Temple Lakshmana – Khajuraho : sculptures érotiques et couples royaux

On chercherait longtemps une interprétation unique à la présence des grands groupes érotiques sculptés sur les temples les plus remarquables de Khajuraho. Le goût civilisationnel des sens multiples, ces milieux religieux ésotériques et secrets comme le tantrisme en faveur à l’époque de la grandeur de Khajuraho, tout semble concourir à nous empêcher toute interprétation limitative de ces oeuvres remarquables du patrimoine mondial. Nous sommes donc renvoyés à la perception d’une réalité non pas monolithe mais à facettes multiples, dont l’apparence change selon l’angle dans lequel on se place. Une perception qui accepte sans gêne qu’une porte ne soit pas seulement ouverte ou fermée, mais qu’elle puisse être aussi « entr’ouverte », « à demi ouverte », ou « presque fermée ».
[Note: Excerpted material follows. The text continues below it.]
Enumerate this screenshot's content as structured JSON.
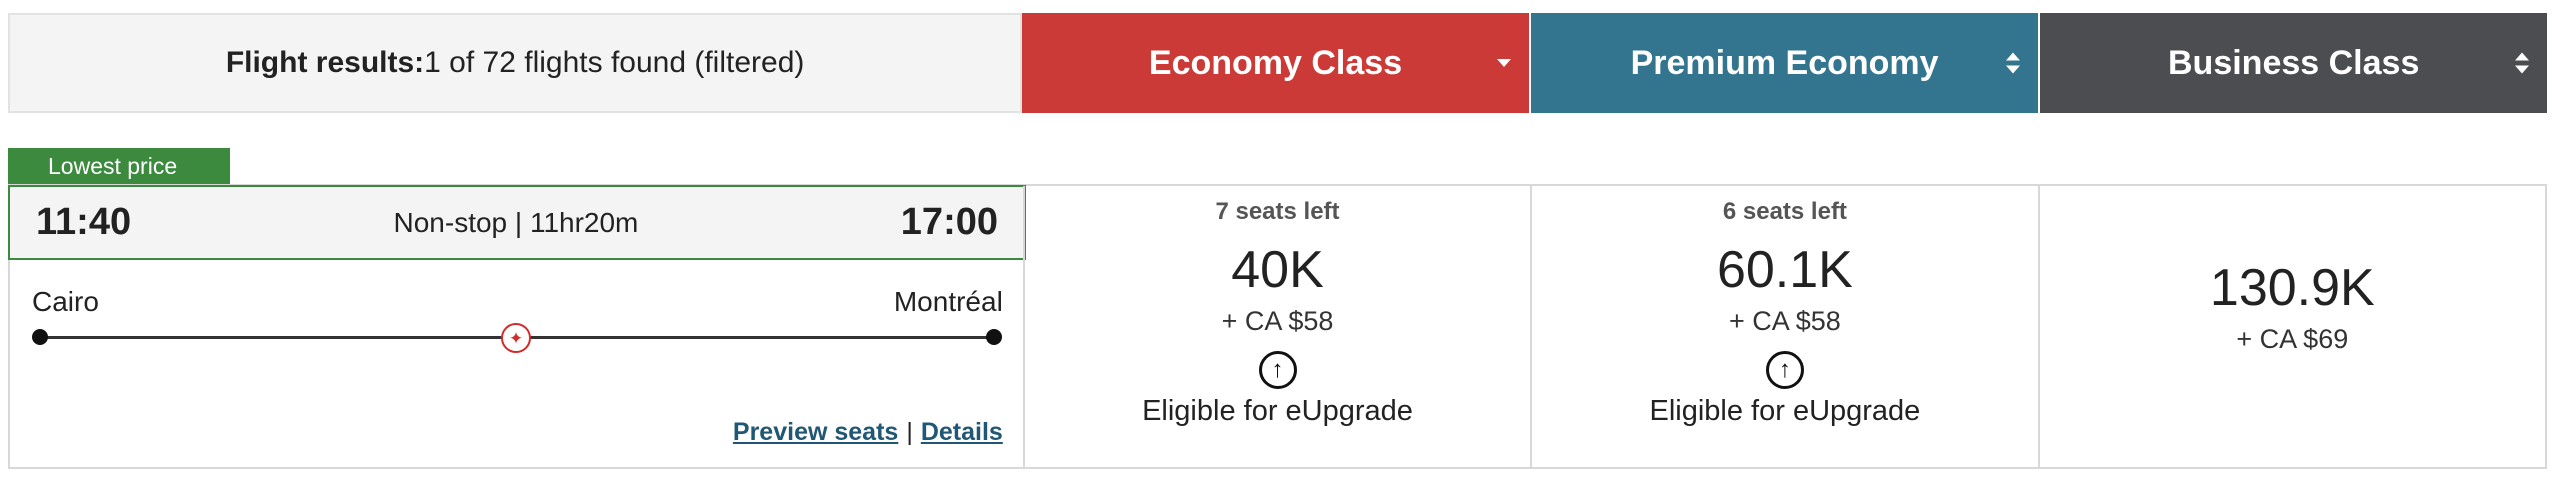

Au final, on pourrait presque être surpris de la gêne voire du rejet des Indiens d’aujourd’hui face à cette partie remarquable de leur héritage que représentent les sculptures érotiques de Khajuraho. Cette rupture peut s’expliquer par les changements introduits, notamment par la colonisation, dans l’hindouisme, mis en comparaison avec les religions du Livre. Dans leur souci d’assurer une respectabilité et une unité à la mosaïque de ce qu’on appelle aujourd’hui “l’hindouisme”, les grands réformateurs du XIXe et du XXe siècle ont invité sans s’en rendre compte la notion occidentale de corps coupable dans la pensée indienne. Ils ont ainsi contribué à rendre plus difficile d’accès encore la compréhension de ce grands reliefs érotiques de Khajuraho, parfaitement incompatible avec cette Inde rêvée et « respectable », Inde de renonçants continents et monistes, que les brahmanes chargés d’informer les dignitaires britanniques s’étaient donné tant de mal à façonner.

Bibliographie complémentaire sur Khajuraho :
-E. Zannas & J. Auboyer, Khajuraho, La Haye, 1960.
-D. Desai, The Religious Imagery of Khajuraho, Mumbai, 1997.
-Vâtsyâyana, Kâma-Soûtra, le bréviaire de l’amour, traduction d’A. Daniélou, Garnier Flammarion, Paris 1992.
-L. Frédéric, Khajuraho, Bordas, Paris, 1991.
-P. Rowson, Tantra, le culte indien de l’extase, Seuil, Paris, 1973.